Single by Felo Le Tee and Myztro
- Released: 22 October 2021
- Genre: Amapiano
- Length: 7:10
- Label: New Money Gang; SME Africa;
- Producer(s): Tshiamiso Sekowe; Tsholofelo Mokhine;

Felo Le Tee singles chronology
| "Bopha" (2021) | "66" (2021) | "Dipatje Tsa Felo" (2021) |

Myztro singles chronology
|  | "66" (2021) | "Dipatje Tsa Felo" (2021) |

Music video
- "66 & Dipatje Tsa Felo (Official video)"

Official audio
- "66"

= 66 (Felo Le Tee and Myztro song) =

2021 single by Felo Le Tee and Myztro

"66" is a single by South African DJs and record producers Felo Le Tee and Myztro, released on 22 October 2021 through New Money Gang under exclusive license from Sony Music Entertainment Africa. A year later it was certified Multi-Platinum by the Recording Industry of South Africa (RiSA).
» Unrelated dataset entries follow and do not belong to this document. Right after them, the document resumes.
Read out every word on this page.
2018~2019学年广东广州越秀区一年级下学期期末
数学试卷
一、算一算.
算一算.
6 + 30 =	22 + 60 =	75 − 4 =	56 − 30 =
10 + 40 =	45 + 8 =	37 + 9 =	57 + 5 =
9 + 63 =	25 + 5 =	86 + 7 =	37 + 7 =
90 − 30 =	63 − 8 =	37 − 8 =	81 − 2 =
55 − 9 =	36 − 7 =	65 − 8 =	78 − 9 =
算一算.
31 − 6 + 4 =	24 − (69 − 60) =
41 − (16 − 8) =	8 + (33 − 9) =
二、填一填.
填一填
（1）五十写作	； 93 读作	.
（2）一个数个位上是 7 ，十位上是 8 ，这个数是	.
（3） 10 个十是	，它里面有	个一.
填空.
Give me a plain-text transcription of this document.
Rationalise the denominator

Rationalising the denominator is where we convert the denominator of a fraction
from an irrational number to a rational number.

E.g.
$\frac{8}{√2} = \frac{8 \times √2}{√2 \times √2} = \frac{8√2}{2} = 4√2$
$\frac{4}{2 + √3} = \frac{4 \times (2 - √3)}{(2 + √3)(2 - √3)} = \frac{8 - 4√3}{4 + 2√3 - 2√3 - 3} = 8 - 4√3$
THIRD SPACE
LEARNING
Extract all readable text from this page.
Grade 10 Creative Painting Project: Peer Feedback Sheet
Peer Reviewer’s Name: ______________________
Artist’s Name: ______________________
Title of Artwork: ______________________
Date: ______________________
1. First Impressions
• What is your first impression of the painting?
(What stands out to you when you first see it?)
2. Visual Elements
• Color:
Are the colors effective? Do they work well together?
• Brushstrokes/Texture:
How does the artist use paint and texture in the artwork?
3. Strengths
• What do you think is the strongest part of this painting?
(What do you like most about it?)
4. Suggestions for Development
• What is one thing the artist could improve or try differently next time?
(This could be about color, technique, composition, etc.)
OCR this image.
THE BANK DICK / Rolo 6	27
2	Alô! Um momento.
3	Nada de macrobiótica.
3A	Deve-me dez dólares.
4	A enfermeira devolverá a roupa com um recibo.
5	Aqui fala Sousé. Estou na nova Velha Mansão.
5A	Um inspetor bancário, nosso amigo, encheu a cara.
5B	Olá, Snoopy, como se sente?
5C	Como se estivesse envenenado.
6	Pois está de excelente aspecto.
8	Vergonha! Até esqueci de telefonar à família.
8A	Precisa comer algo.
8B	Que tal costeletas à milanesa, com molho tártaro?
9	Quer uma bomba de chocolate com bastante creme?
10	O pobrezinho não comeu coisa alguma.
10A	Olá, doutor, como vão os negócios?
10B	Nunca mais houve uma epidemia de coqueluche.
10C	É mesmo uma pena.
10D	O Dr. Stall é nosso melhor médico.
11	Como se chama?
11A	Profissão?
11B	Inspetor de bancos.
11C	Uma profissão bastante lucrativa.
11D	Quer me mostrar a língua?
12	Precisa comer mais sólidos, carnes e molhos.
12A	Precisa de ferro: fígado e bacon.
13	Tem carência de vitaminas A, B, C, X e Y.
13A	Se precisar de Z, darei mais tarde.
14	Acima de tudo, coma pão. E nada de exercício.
The song debuted at number 15 on The Local & International Streaming Chart of The Official South African Charts, and peaked at number 3 behind Young Stunna's "Adiwele".

==Charts==

Chart performance for "66"
| Chart (2021) | Peak position |
|---|---|
| South Africa (TOSAC) | 3 |

== Awards and nominations ==

List of awards and nominations received by "66" and "Dipatje Tsa Felo"
| Year | Award ceremony | Category | Recipient/Nominated work | Results | Ref. |
|---|---|---|---|---|---|
| 2022 | All Africa Music Awards | Best Artiste/Duo/Group in African Electro | "66" & "Dipatje Tsa Felo" | Nominated |  |

== Certifications ==

| Region | Certification | Certified units/sales |
| South Africa (RISA) | 3× Platinum | 60,000^{‡} |
^{‡} Sales+streaming figures based on certification alone.